Recordé la indignada afirmación de H. J. acerca del precio de compra de la propiedad de Jay Rainey. La cifra era muy elevada, pero vista desde la nueva perspectiva no tenía ninguna lógica. Los lugareños debían de haberse olido que se tramaba algo… debían de haber visto los Lincoln negros y a los hombres trajeados recorrer los campos lodosos, así como los listados de las transferencias de bienes raíces en el periódico semanal, y haber hablado entre ellos, y parte de esas conversaciones debía de haber llegado a oídos de la señora Jones, y a través de ella a H. J. en persona, que, como Jay Rainey, era de allí.
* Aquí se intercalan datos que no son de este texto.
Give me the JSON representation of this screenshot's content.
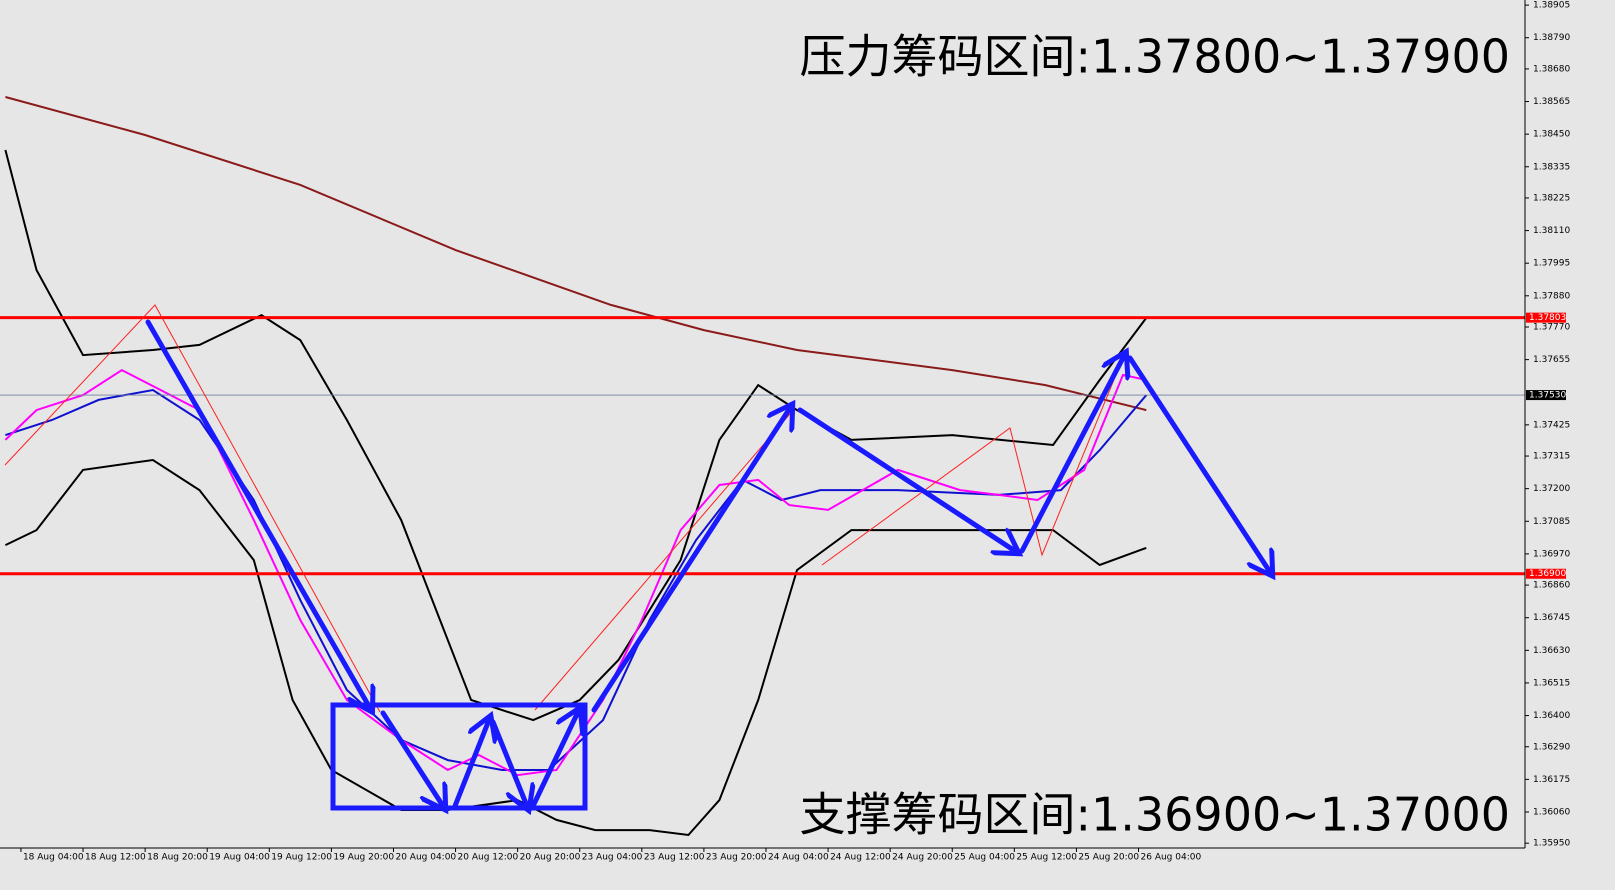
{
  "chart_data": {
    "type": "line",
    "annotations": [
      "压力筹码区间:1.37800~1.37900",
      "支撑筹码区间:1.36900~1.37000"
    ],
    "xlim": [
      -2.7,
      193.8
    ],
    "xticks": [
      {
        "value": 0,
        "label": "18 Aug 04:00"
      },
      {
        "value": 8,
        "label": "18 Aug 12:00"
      },
      {
        "value": 16,
        "label": "18 Aug 20:00"
      },
      {
        "value": 24,
        "label": "19 Aug 04:00"
      },
      {
        "value": 32,
        "label": "19 Aug 12:00"
      },
      {
        "value": 40,
        "label": "19 Aug 20:00"
      },
      {
        "value": 48,
        "label": "20 Aug 04:00"
      },
      {
        "value": 56,
        "label": "20 Aug 12:00"
      },
      {
        "value": 64,
        "label": "20 Aug 20:00"
      },
      {
        "value": 72,
        "label": "23 Aug 04:00"
      },
      {
        "value": 80,
        "label": "23 Aug 12:00"
      },
      {
        "value": 88,
        "label": "23 Aug 20:00"
      },
      {
        "value": 96,
        "label": "24 Aug 04:00"
      },
      {
        "value": 104,
        "label": "24 Aug 12:00"
      },
      {
        "value": 112,
        "label": "24 Aug 20:00"
      },
      {
        "value": 120,
        "label": "25 Aug 04:00"
      },
      {
        "value": 128,
        "label": "25 Aug 12:00"
      },
      {
        "value": 136,
        "label": "25 Aug 20:00"
      },
      {
        "value": 144,
        "label": "26 Aug 04:00"
      }
    ],
    "ylim": [
      1.35933,
      1.38923
    ],
    "yticks": [
      1.38905,
      {
        "value": 1.3879,
        "label": "1.38790"
      },
      {
        "value": 1.3868,
        "label": "1.38680"
      },
      1.38565,
      {
        "value": 1.3845,
        "label": "1.38450"
      },
      1.38335,
      1.38225,
      {
        "value": 1.3811,
        "label": "1.38110"
      },
      1.37995,
      {
        "value": 1.3788,
        "label": "1.37880"
      },
      {
        "value": 1.3777,
        "label": "1.37770"
      },
      1.37655,
      1.37425,
      1.37315,
      {
        "value": 1.372,
        "label": "1.37200"
      },
      1.37085,
      {
        "value": 1.3697,
        "label": "1.36970"
      },
      {
        "value": 1.3686,
        "label": "1.36860"
      },
      1.36745,
      {
        "value": 1.3663,
        "label": "1.36630"
      },
      1.36515,
      {
        "value": 1.364,
        "label": "1.36400"
      },
      {
        "value": 1.3629,
        "label": "1.36290"
      },
      1.36175,
      {
        "value": 1.3606,
        "label": "1.36060"
      },
      {
        "value": 1.3595,
        "label": "1.35950"
      }
    ],
    "levels": [
      {
        "value": 1.37803,
        "label": "1.37803",
        "color": "#ff0000"
      },
      {
        "value": 1.369,
        "label": "1.36900",
        "color": "#ff0000"
      },
      {
        "value": 1.3753,
        "label": "1.37530",
        "color": "#000000"
      }
    ],
    "series": [
      {
        "color": "#8b1a1a",
        "x": [
          -2,
          16,
          36,
          56,
          76,
          88,
          100,
          120,
          132,
          145
        ],
        "values": [
          1.38581,
          1.38447,
          1.38271,
          1.38041,
          1.37848,
          1.37759,
          1.37689,
          1.37618,
          1.37565,
          1.37477
        ]
      },
      {
        "color": "#000000",
        "x": [
          -2,
          2,
          8,
          17,
          23,
          31,
          36,
          42,
          49,
          54,
          58,
          66,
          72,
          77,
          85,
          90,
          95,
          100,
          107,
          120,
          133,
          139,
          145
        ],
        "values": [
          1.38394,
          1.37971,
          1.37671,
          1.37689,
          1.37707,
          1.37812,
          1.37724,
          1.37442,
          1.37089,
          1.36737,
          1.36455,
          1.36384,
          1.36455,
          1.36596,
          1.36948,
          1.37372,
          1.37565,
          1.37477,
          1.37372,
          1.37389,
          1.37354,
          1.37583,
          1.37802
        ]
      },
      {
        "color": "#000000",
        "x": [
          -2,
          2,
          8,
          17,
          23,
          30,
          35,
          40,
          49,
          55,
          64,
          69,
          74,
          81,
          86,
          90,
          95,
          100,
          107,
          120,
          133,
          139,
          145
        ],
        "values": [
          1.37001,
          1.37054,
          1.37266,
          1.37301,
          1.37195,
          1.36948,
          1.36455,
          1.36208,
          1.36067,
          1.36067,
          1.36102,
          1.36032,
          1.35996,
          1.35996,
          1.35979,
          1.36102,
          1.36455,
          1.36913,
          1.37054,
          1.37054,
          1.37054,
          1.36931,
          1.36991
        ]
      },
      {
        "color": "#1010d0",
        "x": [
          -2,
          4,
          10,
          17,
          23,
          30,
          36,
          42,
          49,
          55,
          62,
          68,
          75,
          81,
          87,
          93,
          98,
          103,
          113,
          126,
          134,
          139,
          145
        ],
        "values": [
          1.37389,
          1.37442,
          1.37513,
          1.37548,
          1.37442,
          1.3716,
          1.36807,
          1.3649,
          1.36314,
          1.36243,
          1.36208,
          1.36208,
          1.36384,
          1.36737,
          1.37019,
          1.37231,
          1.3716,
          1.37195,
          1.37195,
          1.37178,
          1.37195,
          1.37336,
          1.3753
        ]
      },
      {
        "color": "#ff00ff",
        "x": [
          -2,
          2,
          8,
          13,
          18,
          23,
          30,
          36,
          42,
          49,
          55,
          59,
          64,
          69,
          75,
          80,
          85,
          90,
          95,
          99,
          104,
          113,
          121,
          126,
          131,
          137,
          142,
          145
        ],
        "values": [
          1.37372,
          1.37477,
          1.3753,
          1.37618,
          1.37548,
          1.37477,
          1.37089,
          1.36737,
          1.36455,
          1.36314,
          1.36208,
          1.36261,
          1.3619,
          1.36208,
          1.36455,
          1.36737,
          1.37054,
          1.37213,
          1.37231,
          1.37142,
          1.37125,
          1.37266,
          1.37195,
          1.37178,
          1.3716,
          1.37266,
          1.37601,
          1.37583
        ]
      }
    ]
  }
}
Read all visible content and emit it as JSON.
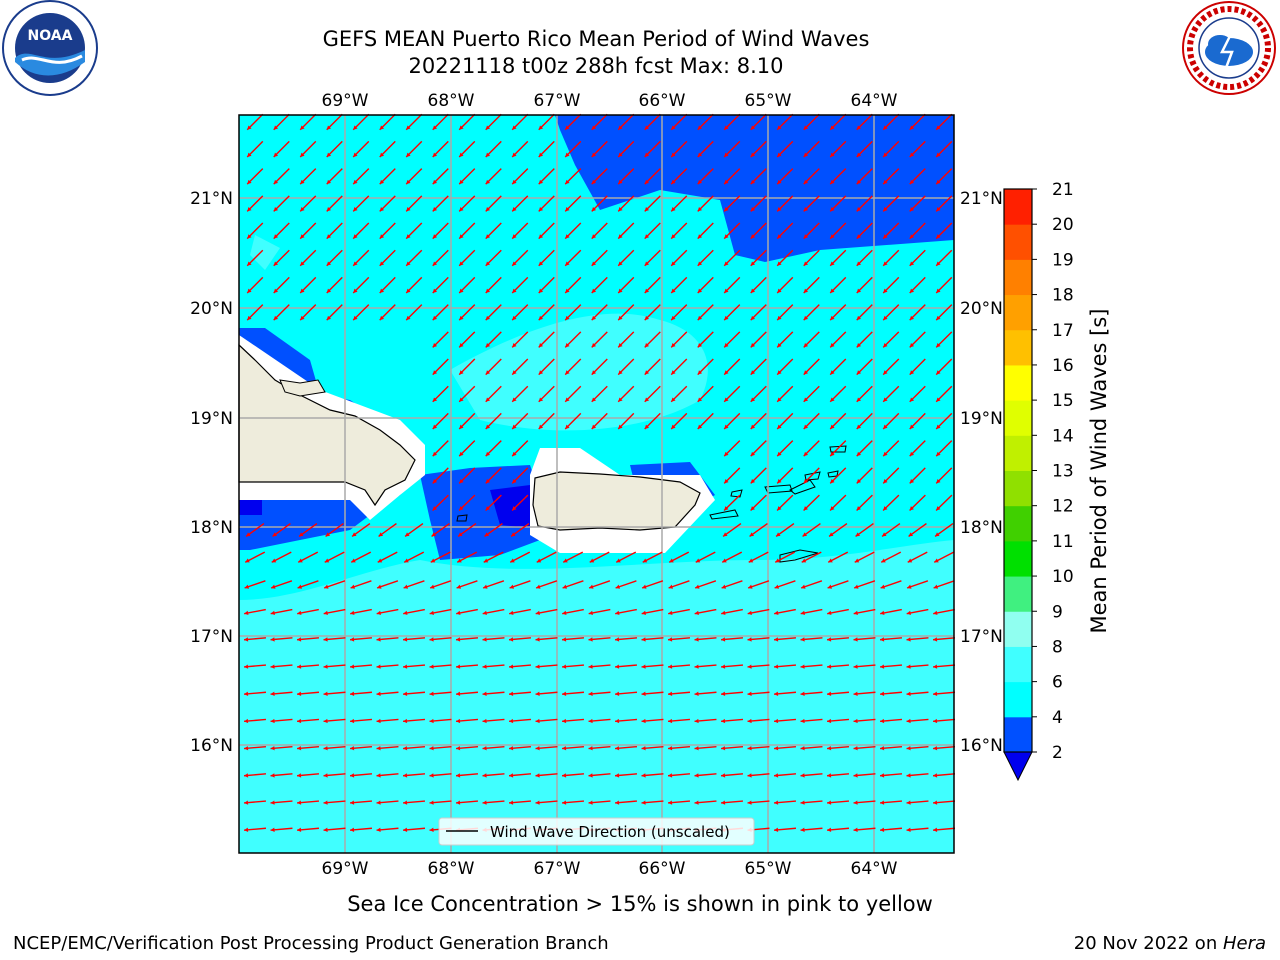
{
  "title": {
    "line1": "GEFS MEAN Puerto Rico Mean Period of Wind Waves",
    "line2": "20221118 t00z 288h fcst   Max: 8.10"
  },
  "logos": {
    "left": {
      "icon": "noaa-logo-icon",
      "text": "NOAA"
    },
    "right": {
      "icon": "nws-logo-icon",
      "text": "NATIONAL WEATHER SERVICE"
    }
  },
  "map": {
    "lon_ticks": [
      "69°W",
      "68°W",
      "67°W",
      "66°W",
      "65°W",
      "64°W"
    ],
    "lat_ticks": [
      "21°N",
      "20°N",
      "19°N",
      "18°N",
      "17°N",
      "16°N"
    ],
    "legend_label": "Wind Wave Direction (unscaled)",
    "arrow_color": "#ff0000"
  },
  "colorbar": {
    "label": "Mean Period of Wind Waves [s]",
    "ticks": [
      "2",
      "4",
      "6",
      "8",
      "9",
      "10",
      "11",
      "12",
      "13",
      "14",
      "15",
      "16",
      "17",
      "18",
      "19",
      "20",
      "21"
    ],
    "colors": [
      "#0050ff",
      "#00ffff",
      "#40ffff",
      "#90fff0",
      "#40f080",
      "#00e000",
      "#40d000",
      "#90e000",
      "#c0f000",
      "#e0ff00",
      "#ffff00",
      "#ffc000",
      "#ffa000",
      "#ff8000",
      "#ff5000",
      "#ff2000",
      "#ff0000"
    ],
    "under_color": "#0000ee"
  },
  "subcaption": "Sea Ice Concentration > 15% is shown in pink to yellow",
  "footer": {
    "left": "NCEP/EMC/Verification Post Processing Product Generation Branch",
    "right_prefix": "20 Nov 2022 on ",
    "right_italic": "Hera"
  }
}
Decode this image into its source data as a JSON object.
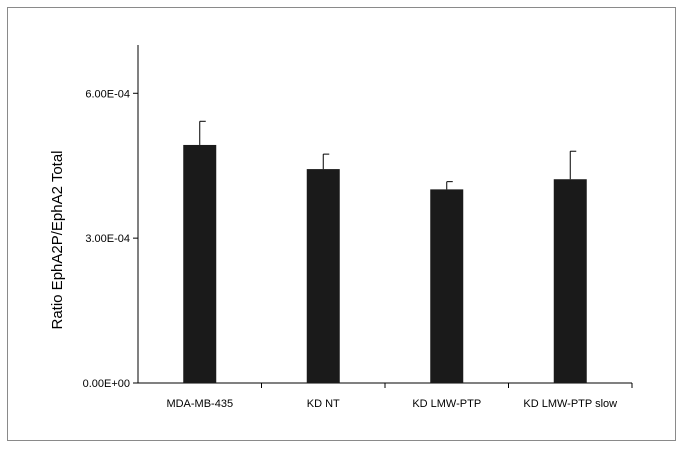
{
  "chart_data": {
    "type": "bar",
    "title": "",
    "xlabel": "",
    "ylabel": "Ratio EphA2P/EphA2 Total",
    "categories": [
      "MDA-MB-435",
      "KD NT",
      "KD LMW-PTP",
      "KD LMW-PTP slow"
    ],
    "values": [
      0.000493,
      0.000443,
      0.000401,
      0.000422
    ],
    "errors": [
      4.9e-05,
      3.1e-05,
      1.6e-05,
      5.8e-05
    ],
    "ylim": [
      0,
      0.0007
    ],
    "yticks": [
      0,
      0.0003,
      0.0006
    ],
    "ytick_labels": [
      "0.00E+00",
      "3.00E-04",
      "6.00E-04"
    ],
    "grid": false,
    "legend": "none",
    "bar_color": "#1a1a1a"
  }
}
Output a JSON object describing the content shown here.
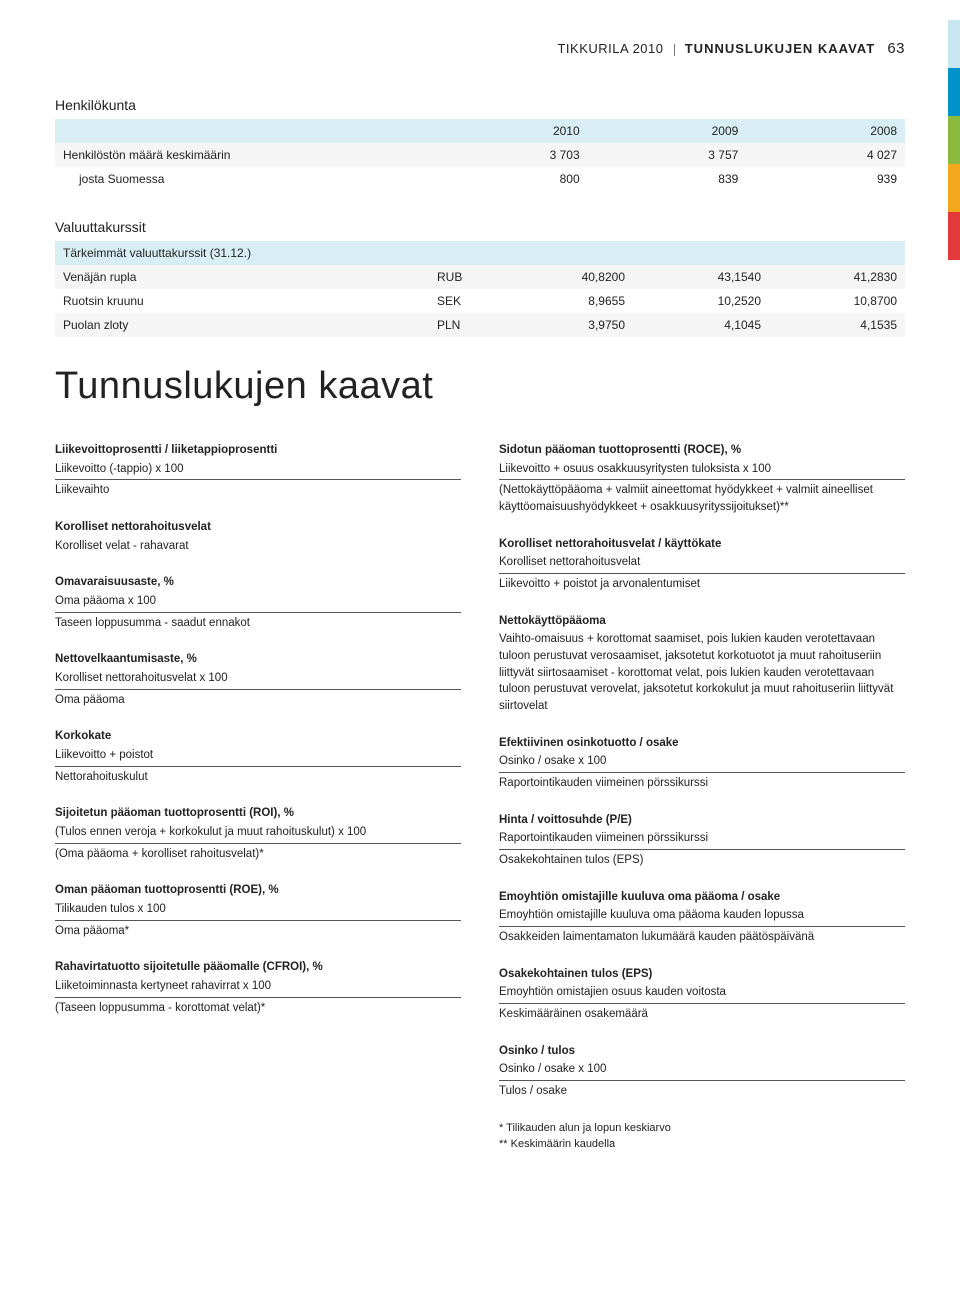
{
  "header": {
    "brand": "TIKKURILA 2010",
    "section": "TUNNUSLUKUJEN KAAVAT",
    "page_number": "63"
  },
  "side_tab_colors": [
    "#c8e6ef",
    "#0093c9",
    "#8cba3f",
    "#f4a81d",
    "#e23a3a"
  ],
  "tables": {
    "henkilokunta": {
      "title": "Henkilökunta",
      "columns": [
        "",
        "2010",
        "2009",
        "2008"
      ],
      "rows": [
        [
          "Henkilöstön määrä keskimäärin",
          "3 703",
          "3 757",
          "4 027"
        ],
        [
          "josta Suomessa",
          "800",
          "839",
          "939"
        ]
      ]
    },
    "valuuttakurssit": {
      "title": "Valuuttakurssit",
      "subtitle": "Tärkeimmät valuuttakurssit (31.12.)",
      "columns": [
        "",
        "",
        "",
        "",
        ""
      ],
      "rows": [
        [
          "Venäjän rupla",
          "RUB",
          "40,8200",
          "43,1540",
          "41,2830"
        ],
        [
          "Ruotsin kruunu",
          "SEK",
          "8,9655",
          "10,2520",
          "10,8700"
        ],
        [
          "Puolan zloty",
          "PLN",
          "3,9750",
          "4,1045",
          "4,1535"
        ]
      ]
    }
  },
  "main_heading": "Tunnuslukujen kaavat",
  "formulas_left": [
    {
      "title": "Liikevoittoprosentti / liiketappioprosentti",
      "num": "Liikevoitto (-tappio) x 100",
      "den": "Liikevaihto"
    },
    {
      "title": "Korolliset nettorahoitusvelat",
      "num": "Korolliset velat - rahavarat"
    },
    {
      "title": "Omavaraisuusaste, %",
      "num": "Oma pääoma x 100",
      "den": "Taseen loppusumma - saadut ennakot"
    },
    {
      "title": "Nettovelkaantumisaste, %",
      "num": "Korolliset nettorahoitusvelat x 100",
      "den": "Oma pääoma"
    },
    {
      "title": "Korkokate",
      "num": "Liikevoitto + poistot",
      "den": "Nettorahoituskulut"
    },
    {
      "title": "Sijoitetun pääoman tuottoprosentti (ROI), %",
      "num": "(Tulos ennen veroja + korkokulut ja muut rahoituskulut) x 100",
      "den": "(Oma pääoma + korolliset rahoitusvelat)*"
    },
    {
      "title": "Oman pääoman tuottoprosentti (ROE), %",
      "num": "Tilikauden tulos x 100",
      "den": "Oma pääoma*"
    },
    {
      "title": "Rahavirtatuotto sijoitetulle pääomalle (CFROI), %",
      "num": "Liiketoiminnasta kertyneet rahavirrat x 100",
      "den": "(Taseen loppusumma - korottomat velat)*"
    }
  ],
  "formulas_right": [
    {
      "title": "Sidotun pääoman tuottoprosentti (ROCE), %",
      "num": "Liikevoitto + osuus osakkuusyritysten tuloksista x 100",
      "den": "(Nettokäyttöpääoma + valmiit aineettomat hyödykkeet + valmiit aineelliset käyttöomaisuushyödykkeet + osakkuusyrityssijoitukset)**"
    },
    {
      "title": "Korolliset nettorahoitusvelat / käyttökate",
      "num": "Korolliset nettorahoitusvelat",
      "den": "Liikevoitto + poistot ja arvonalentumiset"
    },
    {
      "title": "Nettokäyttöpääoma",
      "body": "Vaihto-omaisuus + korottomat saamiset, pois lukien kauden verotettavaan tuloon perustuvat verosaamiset, jaksotetut korkotuotot ja muut rahoituseriin liittyvät siirtosaamiset - korottomat velat, pois lukien kauden verotettavaan tuloon perustuvat verovelat, jaksotetut korkokulut ja muut rahoituseriin liittyvät siirtovelat"
    },
    {
      "title": "Efektiivinen osinkotuotto / osake",
      "num": "Osinko / osake x 100",
      "den": "Raportointikauden viimeinen pörssikurssi"
    },
    {
      "title": "Hinta / voittosuhde (P/E)",
      "num": "Raportointikauden viimeinen pörssikurssi",
      "den": "Osakekohtainen tulos (EPS)"
    },
    {
      "title": "Emoyhtiön omistajille kuuluva oma pääoma / osake",
      "num": "Emoyhtiön omistajille kuuluva oma pääoma kauden lopussa",
      "den": "Osakkeiden laimentamaton lukumäärä kauden päätöspäivänä"
    },
    {
      "title": "Osakekohtainen tulos (EPS)",
      "num": "Emoyhtiön omistajien osuus kauden voitosta",
      "den": "Keskimääräinen osakemäärä"
    },
    {
      "title": "Osinko / tulos",
      "num": "Osinko / osake x 100",
      "den": "Tulos / osake"
    }
  ],
  "footnotes": {
    "f1": "* Tilikauden alun ja lopun keskiarvo",
    "f2": "** Keskimäärin kaudella"
  }
}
—Pero si está hablando de plantar nuevas viñas, hacer un campo de golf y tal vez construir casas de lujo, el coste total asciende a más de… ¿cuánto? ¿Veinte, treinta millones de dólares?

Ella sacudió la cabeza.

—Cuarenta y dos, señor Wyeth, de forma escalonada. Un proyecto de diez años que incluye un bonito centro de cata de vino al final de la propiedad de Jay. Golf y vino. Cuarenta y dos millones. —Se inclinó hacia mí con aire de complicidad—. Tienen el dinero. Una compañía latinoamericana que compra terreno junto al mar en Estados Unidos consigue dinero muy fácilmente en su país. Son listos y tienen experiencia. Hacen negocios en ocho y nueve países.

—¿Qué hay de los permisos locales, de la declaración del uso de la tierra?

—O los tienen ya o los conseguirán muy pronto. Toda la propiedad cae dentro de la ciudad de Riverhead, lo que es mucho más fácil. Todos esos negros desempleados del centro de Riverhead, la verdad. Desplazados por los mexicanos y los guatemaltecos, que están dispuestos a trabajar por menos dinero, vivirían en tiendas de campaña si los dejáramos. Riverhead tiene conflictos sociales serios. La ciudad ha perdido su industria. Una de las compañías aeroespaciales, Grumman, tenía una nave enorme allí, pero cerró y se llevó consigo los dólares de sus impuestos. Los centros comerciales han succionado el dinero de las tiendas de la calle principal. La ciudad es adicta al dinero de los nuevos impuestos, señor Wyeth. Un proyecto como ése significa empleo —dijo con orgullo—. No será tan difícil que se apruebe. También han contratado a una persona de allí que conoce a la gente importante. Un veterano. Alguien que sabe arreglar las cosas cuando se tuercen.